Freiflächen-Solarkraftwerke notwendig für kostengünstige Energieversorgung in Bayern

Die Prognos-Studie “Zukunft der bayerischen Stromversorgung” belegt eindrucksvoll, dass Freiflächen-Solarkraftwerke für eine kostengünstige Energieversorgung in Bayern notwendig sind. In der aktuellen Diskussion um die Weiterentwicklung der Energiewende und die damit verbundene Debatte über die Notwendigkeit der großen Netztrassen (zum Beispiel Südlink) müssen die Themen der Versorgungssicherheit und der Kostenoptimierung oberste Prämisse für das Energiekonzept der bayerischen Staatsregierung sein. Der Industriestandort Bayern, als Wirtschaftsraum Nummer eins in Europa, ist auf eine sichere und bezahlbare Energieversorgung angewiesen.

In diesem Energiekonzept muss die Grundversorgung aus prognostizierbaren und kostengünstigen erneuerbaren Energien geleistet werden. Freiflächen-Solarkraftwerke können dabei eine deutlich größere Rolle als bisher spielen. Die Studie belegt, dass Freiflächen-Solarkraftwerke, die heute installiert werden, für die folgenden Jahrzehnte, die mit Abstand günstigste aller Energiequellen sind, sogar substanziell günstiger als Windkraftanlagen. Ergänzend zu den wetterabhängigen erneuerbaren Energien sind schnell regelbare Gaskraftwerke der bestmögliche Partner und stärken sich gegenseitig in der Wirtschaftlichkeit und Versorgungssicherheit. Die Gaskraftwerke garantieren die notwendige Kapazität, Freiflächen-Solarkraftwerke reduzieren den relativ teuren Brennstoffimport nach Bayern.

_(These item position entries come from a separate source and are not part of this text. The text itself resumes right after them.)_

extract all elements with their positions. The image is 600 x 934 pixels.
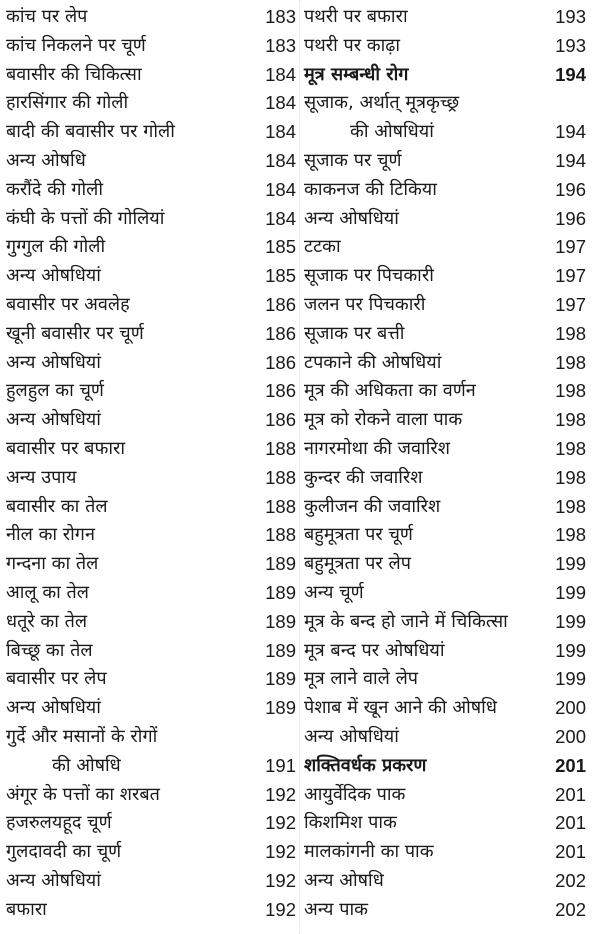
toc-entry-title: मूत्र को रोकने वाला पाक xyxy=(304,409,463,431)
toc-entry-title: अन्य चूर्ण xyxy=(304,581,364,603)
toc-entry-page xyxy=(260,723,296,752)
toc-entry-page: 202 xyxy=(555,869,586,891)
toc-left-column xyxy=(6,3,296,925)
toc-entry-page: 189 xyxy=(265,668,296,690)
toc-entry xyxy=(304,377,586,406)
toc-entry xyxy=(6,377,296,406)
toc-entry-title: करौंदे की गोली xyxy=(6,178,103,200)
toc-entry-title: मूत्र लाने वाले लेप xyxy=(304,668,419,690)
toc-entry xyxy=(6,896,296,925)
toc-entry-title: बिच्छू का तेल xyxy=(6,639,93,661)
toc-entry-title: बवासीर पर लेप xyxy=(6,668,107,690)
toc-entry-page: 192 xyxy=(265,898,296,920)
toc-entry xyxy=(304,262,586,291)
toc-entry xyxy=(6,579,296,608)
toc-entry xyxy=(6,838,296,867)
toc-entry-title: बहुमूत्रता पर लेप xyxy=(304,553,411,575)
toc-entry xyxy=(6,464,296,493)
toc-entry-title: मूत्र के बन्द हो जाने में चिकित्सा xyxy=(304,610,508,632)
toc-entry-page: 192 xyxy=(265,869,296,891)
toc-entry-page: 201 xyxy=(555,841,586,863)
toc-entry-page: 196 xyxy=(555,178,586,200)
toc-entry-title: मूत्र की अधिकता का वर्णन xyxy=(304,380,476,402)
toc-entry-page: 189 xyxy=(265,553,296,575)
toc-entry-title: अंगूर के पत्तों का शरबत xyxy=(6,783,160,805)
toc-entry xyxy=(304,406,586,435)
toc-entry xyxy=(304,665,586,694)
toc-entry-title: नागरमोथा की जवारिश xyxy=(304,437,450,459)
toc-entry-page: 199 xyxy=(555,553,586,575)
toc-entry-title: अन्य ओषधियां xyxy=(6,409,101,431)
toc-entry-page: 198 xyxy=(555,437,586,459)
toc-entry xyxy=(6,291,296,320)
toc-entry-page: 185 xyxy=(265,236,296,258)
toc-entry-page: 201 xyxy=(555,783,586,805)
toc-entry-page: 184 xyxy=(265,92,296,114)
toc-entry xyxy=(304,118,586,147)
toc-entry-page: 189 xyxy=(265,581,296,603)
toc-entry-title: बादी की बवासीर पर गोली xyxy=(6,121,175,143)
toc-entry-page: 184 xyxy=(265,149,296,171)
toc-entry-page: 186 xyxy=(265,322,296,344)
toc-entry xyxy=(304,435,586,464)
toc-entry-title: अन्य ओषधियां xyxy=(304,725,399,747)
toc-entry xyxy=(304,89,586,118)
toc-entry-title: की ओषधियां xyxy=(350,121,434,143)
toc-entry xyxy=(6,118,296,147)
toc-entry xyxy=(6,349,296,378)
toc-entry-title: मूत्र सम्बन्धी रोग xyxy=(304,63,409,85)
toc-entry-title: किशमिश पाक xyxy=(304,812,397,834)
toc-entry-page: 198 xyxy=(555,495,586,517)
toc-entry-page: 196 xyxy=(555,207,586,229)
toc-entry-title: शक्तिवर्धक प्रकरण xyxy=(304,754,427,776)
toc-entry xyxy=(304,3,586,32)
toc-entry-page: 183 xyxy=(265,6,296,27)
toc-entry xyxy=(304,493,586,522)
toc-entry xyxy=(304,147,586,176)
toc-entry-title: की ओषधि xyxy=(52,754,121,776)
toc-entry xyxy=(6,89,296,118)
toc-entry-page: 197 xyxy=(555,236,586,258)
toc-entry xyxy=(304,176,586,205)
toc-entry xyxy=(6,176,296,205)
toc-entry xyxy=(6,809,296,838)
toc-entry-page: 184 xyxy=(265,178,296,200)
toc-entry-title: टटका xyxy=(304,236,341,258)
toc-entry-title: बवासीर की चिकित्सा xyxy=(6,63,142,85)
toc-entry-title: बवासीर का तेल xyxy=(6,495,108,517)
toc-entry-page: 193 xyxy=(555,6,586,27)
toc-entry-title: कांच निकलने पर चूर्ण xyxy=(6,34,146,56)
toc-entry xyxy=(6,320,296,349)
toc-entry-page: 188 xyxy=(265,466,296,488)
toc-entry xyxy=(6,694,296,723)
toc-entry-page: 198 xyxy=(555,380,586,402)
toc-entry-page: 184 xyxy=(265,207,296,229)
toc-entry-page: 194 xyxy=(555,121,586,143)
toc-entry-page: 200 xyxy=(555,725,586,747)
toc-entry xyxy=(6,3,296,32)
toc-entry-title: सूजाक पर चूर्ण xyxy=(304,149,402,171)
toc-entry-title: नील का रोगन xyxy=(6,524,95,546)
toc-entry-title: अन्य ओषधि xyxy=(304,869,384,891)
toc-entry-page: 189 xyxy=(265,639,296,661)
toc-entry-page: 188 xyxy=(265,495,296,517)
toc-entry-title: अन्य ओषधि xyxy=(6,149,86,171)
toc-entry-page: 194 xyxy=(555,63,586,85)
toc-entry-title: बहुमूत्रता पर चूर्ण xyxy=(304,524,413,546)
toc-entry-page: 193 xyxy=(555,34,586,56)
toc-entry-page: 183 xyxy=(265,34,296,56)
toc-entry-title: अन्य ओषधियां xyxy=(6,265,101,287)
toc-entry xyxy=(304,32,586,61)
toc-entry-page: 199 xyxy=(555,639,586,661)
toc-entry-title: हुलहुल का चूर्ण xyxy=(6,380,104,402)
toc-entry xyxy=(6,61,296,90)
toc-entry-title: आयुर्वेदिक पाक xyxy=(304,783,406,805)
toc-entry xyxy=(6,147,296,176)
toc-entry xyxy=(304,809,586,838)
toc-entry-page: 199 xyxy=(555,668,586,690)
toc-entry xyxy=(304,320,586,349)
toc-entry-page: 198 xyxy=(555,409,586,431)
toc-section-heading xyxy=(304,61,586,90)
toc-entry xyxy=(6,665,296,694)
toc-entry-page: 201 xyxy=(555,754,586,776)
toc-entry-title: अन्य ओषधियां xyxy=(6,697,101,719)
toc-entry-page: 201 xyxy=(555,812,586,834)
toc-entry-page: 198 xyxy=(555,466,586,488)
toc-entry-title: हजरुलयहूद चूर्ण xyxy=(6,812,112,834)
toc-entry-page: 198 xyxy=(555,351,586,373)
toc-entry-page: 186 xyxy=(265,351,296,373)
toc-entry-page: 202 xyxy=(555,898,586,920)
toc-entry-title: कांच पर लेप xyxy=(6,6,88,27)
toc-entry xyxy=(6,723,296,752)
toc-entry-title: अन्य ओषधियां xyxy=(6,351,101,373)
toc-entry xyxy=(304,233,586,262)
toc-entry-title: पथरी पर काढ़ा xyxy=(304,34,401,56)
toc-entry-page: 198 xyxy=(555,524,586,546)
toc-entry-page: 186 xyxy=(265,293,296,315)
toc-entry-title: सूजाक पर पिचकारी xyxy=(304,265,434,287)
toc-entry-page: 188 xyxy=(265,524,296,546)
toc-entry-title: हारसिंगार की गोली xyxy=(6,92,129,114)
toc-entry-title: गुर्दे और मसानों के रोगों xyxy=(6,725,158,747)
toc-entry-title: पथरी पर बफारा xyxy=(304,6,408,27)
toc-entry xyxy=(6,550,296,579)
toc-entry-title: टपकाने की ओषधियां xyxy=(304,351,442,373)
toc-entry-title: पेशाब में खून आने की ओषधि xyxy=(304,697,497,719)
toc-entry-page: 192 xyxy=(265,783,296,805)
toc-entry xyxy=(304,723,586,752)
toc-entry-page: 189 xyxy=(265,697,296,719)
toc-entry xyxy=(6,262,296,291)
toc-entry-title: गुलदावदी का चूर्ण xyxy=(6,841,122,863)
toc-entry-title: सूजाक पर बत्ती xyxy=(304,322,405,344)
toc-entry xyxy=(304,521,586,550)
toc-entry xyxy=(304,464,586,493)
toc-entry xyxy=(304,838,586,867)
toc-entry-page: 189 xyxy=(265,610,296,632)
toc-entry-title: गुग्गुल की गोली xyxy=(6,236,106,258)
toc-entry-page: 185 xyxy=(265,265,296,287)
toc-entry xyxy=(304,867,586,896)
toc-entry xyxy=(6,205,296,234)
toc-entry xyxy=(6,781,296,810)
toc-entry-page: 184 xyxy=(265,121,296,143)
toc-entry-page: 198 xyxy=(555,322,586,344)
toc-entry-title: अन्य पाक xyxy=(304,898,368,920)
toc-entry-title: जलन पर पिचकारी xyxy=(304,293,426,315)
toc-entry-title: अन्य उपाय xyxy=(6,466,77,488)
toc-entry xyxy=(6,493,296,522)
toc-entry-title: बवासीर पर अवलेह xyxy=(6,293,130,315)
toc-entry-title: बफारा xyxy=(6,898,47,920)
toc-entry xyxy=(304,781,586,810)
toc-entry xyxy=(6,32,296,61)
toc-entry-title: गन्दना का तेल xyxy=(6,553,99,575)
toc-entry xyxy=(6,406,296,435)
toc-entry-page: 191 xyxy=(265,754,296,776)
toc-entry-page: 184 xyxy=(265,63,296,85)
column-divider xyxy=(299,0,300,934)
toc-entry-title: कुलीजन की जवारिश xyxy=(304,495,441,517)
toc-entry-title: आलू का तेल xyxy=(6,581,89,603)
toc-entry-page: 186 xyxy=(265,409,296,431)
toc-section-heading xyxy=(304,752,586,781)
toc-entry-page xyxy=(550,89,586,118)
toc-entry-page: 192 xyxy=(265,841,296,863)
toc-entry-title: कुन्दर की जवारिश xyxy=(304,466,423,488)
toc-entry xyxy=(304,694,586,723)
toc-entry xyxy=(304,550,586,579)
toc-entry-title: धतूरे का तेल xyxy=(6,610,88,632)
toc-entry-title: काकनज की टिकिया xyxy=(304,178,437,200)
toc-entry xyxy=(6,608,296,637)
toc-entry-title: मालकांगनी का पाक xyxy=(304,841,434,863)
toc-entry xyxy=(304,291,586,320)
toc-right-column xyxy=(304,3,586,925)
toc-entry-title: सूजाक, अर्थात् मूत्रकृच्छ्र xyxy=(304,92,460,114)
toc-entry xyxy=(304,896,586,925)
toc-entry-page: 199 xyxy=(555,610,586,632)
toc-entry-page: 197 xyxy=(555,293,586,315)
toc-entry xyxy=(6,867,296,896)
toc-entry xyxy=(304,579,586,608)
toc-entry-page: 186 xyxy=(265,380,296,402)
toc-entry-page: 192 xyxy=(265,812,296,834)
toc-entry xyxy=(6,521,296,550)
toc-entry xyxy=(6,637,296,666)
toc-entry-page: 197 xyxy=(555,265,586,287)
toc-entry xyxy=(6,435,296,464)
toc-entry-page: 188 xyxy=(265,437,296,459)
toc-entry-title: बवासीर पर बफारा xyxy=(6,437,126,459)
toc-entry-title: कंघी के पत्तों की गोलियां xyxy=(6,207,165,229)
toc-entry xyxy=(304,608,586,637)
toc-entry-title: अन्य ओषधियां xyxy=(6,869,101,891)
toc-entry-title: मूत्र बन्द पर ओषधियां xyxy=(304,639,445,661)
toc-entry xyxy=(6,233,296,262)
toc-entry-page: 199 xyxy=(555,581,586,603)
toc-entry-page: 194 xyxy=(555,149,586,171)
toc-entry xyxy=(304,205,586,234)
toc-entry xyxy=(6,752,296,781)
toc-entry-page: 200 xyxy=(555,697,586,719)
toc-entry-title: अन्य ओषधियां xyxy=(304,207,399,229)
toc-entry-title: खूनी बवासीर पर चूर्ण xyxy=(6,322,144,344)
toc-entry xyxy=(304,637,586,666)
toc-entry xyxy=(304,349,586,378)
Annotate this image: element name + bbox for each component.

Eine Energieproduktion aus Sonne und Gas, kombiniert mit Energiespeichern, stellt somit die umweltfreundlichste und dauerhaft günstigste Form der Energieversorgung für Bayern dar. Sie bewahrt den Industriestandort Bayern langfristig vor steigenden Strompreisen. Die Studie ist verfügbar bei Prognos (www.prognos.com) oder unter www.belectric.com/prognos-studie-bayern-2014.pdf.